Considering how rapidly Bitcoin has grown, it may make a promising investment. But before you begin buying, it is essential to understand how this currency works. Only once you know how to buy Bitcoin, keep it secure, and anticipate changes in its value can you hope to invest profitably.
The first step to investing in Bitcoin is to learn how to buy it. This typically involves joining an online currency exchange, where you can trade dollars, rupees, Yuan, and other forms of money for their equivalent value in bitcoins. The most popular online exchange is known as Coinbase, but you can also use Changelly, Coinmana, LiteBit, and a myriad of other fora. Once you sign up for an exchange, you can pay for bitcoins using your bank account, your debit or credit card, or any other online purchase method. Exchange accounts typically come with a wallet, which keeps track of the amount of bitcoins you own; that wallet will be updated automatically each time you make a new currency purchase.
Shoring Up Security
While your exchange wallet will keep track of your bitcoins in the short term, it is not safe to keep them there indefinitely. Exchanges like Coinbase do not specialize in security, and will not be able to reliably prevent other users from stealing your bitcoins. For this reason, you should sign up for a secure digital wallet as soon as you begin buying.
You can create a Bitcoin wallet on your desktop computer by going to the website Blockchain.info. If you have an Android mobile device, you can create a wallet on that by downloading the app Bitcoin Wallet for Android; for Apple devices, the equivalent app is Blockchain Bitcoin Wallet for iOS. There are a number of different types of wallets you can create, but the most secure ones are multi-signature wallets. This kind of wallet requires multiple users to agree in order to create an account in the first place; at least two users must sign on before anyone can withdraw money. This arrangement makes it harder for unauthorized users to steal your bitcoins, shoring up security for the long haul.
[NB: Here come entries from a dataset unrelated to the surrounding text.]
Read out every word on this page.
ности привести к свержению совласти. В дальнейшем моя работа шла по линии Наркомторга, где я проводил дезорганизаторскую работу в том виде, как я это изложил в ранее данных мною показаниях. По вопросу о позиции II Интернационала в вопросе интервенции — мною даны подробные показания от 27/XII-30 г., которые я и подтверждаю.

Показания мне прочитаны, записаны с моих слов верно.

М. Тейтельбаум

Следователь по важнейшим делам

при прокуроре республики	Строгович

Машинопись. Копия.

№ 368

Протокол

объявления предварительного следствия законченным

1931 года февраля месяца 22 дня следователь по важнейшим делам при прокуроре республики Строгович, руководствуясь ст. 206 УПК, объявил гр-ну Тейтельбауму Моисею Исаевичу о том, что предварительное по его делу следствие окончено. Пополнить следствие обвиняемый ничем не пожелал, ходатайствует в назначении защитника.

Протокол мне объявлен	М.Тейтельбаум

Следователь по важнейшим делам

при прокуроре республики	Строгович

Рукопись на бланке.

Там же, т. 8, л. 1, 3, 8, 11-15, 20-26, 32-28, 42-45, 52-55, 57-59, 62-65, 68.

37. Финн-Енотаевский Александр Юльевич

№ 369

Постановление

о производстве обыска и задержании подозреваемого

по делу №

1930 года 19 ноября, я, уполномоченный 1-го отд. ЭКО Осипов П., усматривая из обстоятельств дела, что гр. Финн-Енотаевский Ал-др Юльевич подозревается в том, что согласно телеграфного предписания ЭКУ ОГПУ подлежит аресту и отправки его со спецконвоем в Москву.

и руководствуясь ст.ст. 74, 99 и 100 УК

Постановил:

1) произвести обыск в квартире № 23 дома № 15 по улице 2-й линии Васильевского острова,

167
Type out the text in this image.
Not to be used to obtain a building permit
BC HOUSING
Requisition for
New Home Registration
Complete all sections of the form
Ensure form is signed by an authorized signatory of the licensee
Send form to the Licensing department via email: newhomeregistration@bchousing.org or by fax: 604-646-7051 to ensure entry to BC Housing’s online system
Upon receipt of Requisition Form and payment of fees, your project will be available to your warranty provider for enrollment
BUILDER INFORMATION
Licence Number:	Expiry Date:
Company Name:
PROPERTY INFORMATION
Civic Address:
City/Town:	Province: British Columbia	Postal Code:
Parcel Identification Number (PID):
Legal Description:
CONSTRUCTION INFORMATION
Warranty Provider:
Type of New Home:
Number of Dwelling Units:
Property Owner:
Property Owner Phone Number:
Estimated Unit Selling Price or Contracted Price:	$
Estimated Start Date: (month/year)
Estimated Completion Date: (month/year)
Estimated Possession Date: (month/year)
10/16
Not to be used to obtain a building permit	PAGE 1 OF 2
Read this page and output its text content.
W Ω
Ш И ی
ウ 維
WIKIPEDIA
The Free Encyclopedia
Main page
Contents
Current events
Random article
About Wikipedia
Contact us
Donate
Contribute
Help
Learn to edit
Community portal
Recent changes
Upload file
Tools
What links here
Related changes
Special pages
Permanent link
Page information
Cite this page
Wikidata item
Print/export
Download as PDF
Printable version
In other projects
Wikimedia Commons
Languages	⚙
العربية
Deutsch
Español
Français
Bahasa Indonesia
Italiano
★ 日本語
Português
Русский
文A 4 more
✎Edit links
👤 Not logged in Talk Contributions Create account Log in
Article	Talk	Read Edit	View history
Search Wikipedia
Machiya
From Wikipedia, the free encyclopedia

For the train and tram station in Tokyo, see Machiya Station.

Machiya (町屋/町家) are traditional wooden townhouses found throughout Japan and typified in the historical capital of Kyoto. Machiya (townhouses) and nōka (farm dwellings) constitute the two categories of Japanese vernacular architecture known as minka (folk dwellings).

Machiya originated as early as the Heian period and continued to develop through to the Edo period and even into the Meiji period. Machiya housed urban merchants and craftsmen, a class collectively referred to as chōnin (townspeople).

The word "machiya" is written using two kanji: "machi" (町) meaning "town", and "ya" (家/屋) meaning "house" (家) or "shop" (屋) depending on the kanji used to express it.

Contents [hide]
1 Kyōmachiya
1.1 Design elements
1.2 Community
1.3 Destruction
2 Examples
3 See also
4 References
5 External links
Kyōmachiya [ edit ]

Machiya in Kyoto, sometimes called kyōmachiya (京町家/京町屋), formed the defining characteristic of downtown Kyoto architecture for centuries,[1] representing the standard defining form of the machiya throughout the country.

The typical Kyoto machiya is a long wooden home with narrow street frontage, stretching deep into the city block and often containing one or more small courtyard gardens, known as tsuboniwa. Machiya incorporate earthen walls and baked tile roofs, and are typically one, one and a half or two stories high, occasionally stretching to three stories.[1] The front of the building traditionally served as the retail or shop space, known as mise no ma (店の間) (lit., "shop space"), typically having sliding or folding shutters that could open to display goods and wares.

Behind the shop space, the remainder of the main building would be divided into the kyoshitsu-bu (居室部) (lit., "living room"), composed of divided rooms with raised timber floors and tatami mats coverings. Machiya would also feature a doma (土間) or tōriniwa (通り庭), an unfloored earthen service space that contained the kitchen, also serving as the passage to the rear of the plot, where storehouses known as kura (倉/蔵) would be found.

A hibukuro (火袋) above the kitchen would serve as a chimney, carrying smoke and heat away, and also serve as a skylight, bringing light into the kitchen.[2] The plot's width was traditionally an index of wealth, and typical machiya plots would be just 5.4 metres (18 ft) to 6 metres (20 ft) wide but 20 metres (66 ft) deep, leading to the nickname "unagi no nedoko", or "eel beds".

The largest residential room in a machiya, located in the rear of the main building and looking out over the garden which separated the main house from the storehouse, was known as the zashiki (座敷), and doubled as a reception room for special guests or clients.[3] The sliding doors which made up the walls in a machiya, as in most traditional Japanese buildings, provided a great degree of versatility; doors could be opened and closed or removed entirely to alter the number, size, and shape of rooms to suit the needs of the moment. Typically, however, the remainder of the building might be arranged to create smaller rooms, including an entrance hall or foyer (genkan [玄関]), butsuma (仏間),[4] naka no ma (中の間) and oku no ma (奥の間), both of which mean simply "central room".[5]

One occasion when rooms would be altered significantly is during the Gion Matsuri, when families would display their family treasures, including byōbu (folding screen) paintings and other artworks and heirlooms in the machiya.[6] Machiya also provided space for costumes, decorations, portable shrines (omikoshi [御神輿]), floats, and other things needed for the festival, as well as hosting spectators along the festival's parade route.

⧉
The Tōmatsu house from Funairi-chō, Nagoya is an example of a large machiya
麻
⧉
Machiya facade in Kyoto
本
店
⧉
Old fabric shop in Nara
Once you know how to buy and secure bitcoins, you can start making money off them. Bitcoin prices have fluctuated wildly since the currency was first developed. The key to profiting from it is to figure out when prices are about to rise or fall; you can then buy before they rise, wait for your bitcoins to increase in value, and then sell just before they fall. Such changes in price happen for a number of reasons, but the most common ones include:
- Currency Changes– Since Bitcoin was developed as an alternative to official government currencies, its price changes in accordance with those currencies. It tends to do best when national currencies decline in value or are expected to decline; when experts were predicting that the Chinese government would devalue the Yuan, for example, Bitcoin prices climbed. On the other hand, if countries with previously volatile currencies become more stable, Bitcoin prices will fall.
- Bitcoin Acceptance– As more countries and businesses allow bitcoins to be used for payment, the currency as a whole becomes more valuable. For example, Japan’s recent decision to allow Bitcoin was a boon for investors. But if any companies or nations stop accepting bitcoins, the currency’s value will likely decline.
- Competing Currencies– While Bitcoin is the most common digital currency, it is by no means the only one. If currencies like Ethereum and Factom increase in popularity, Bitcoin will likely suffer.
By paying attention to these and other trends, you can anticipate the changing value of Bitcoin. This puts you in the perfect position to invest in and profit off this cutting-edge digital currency.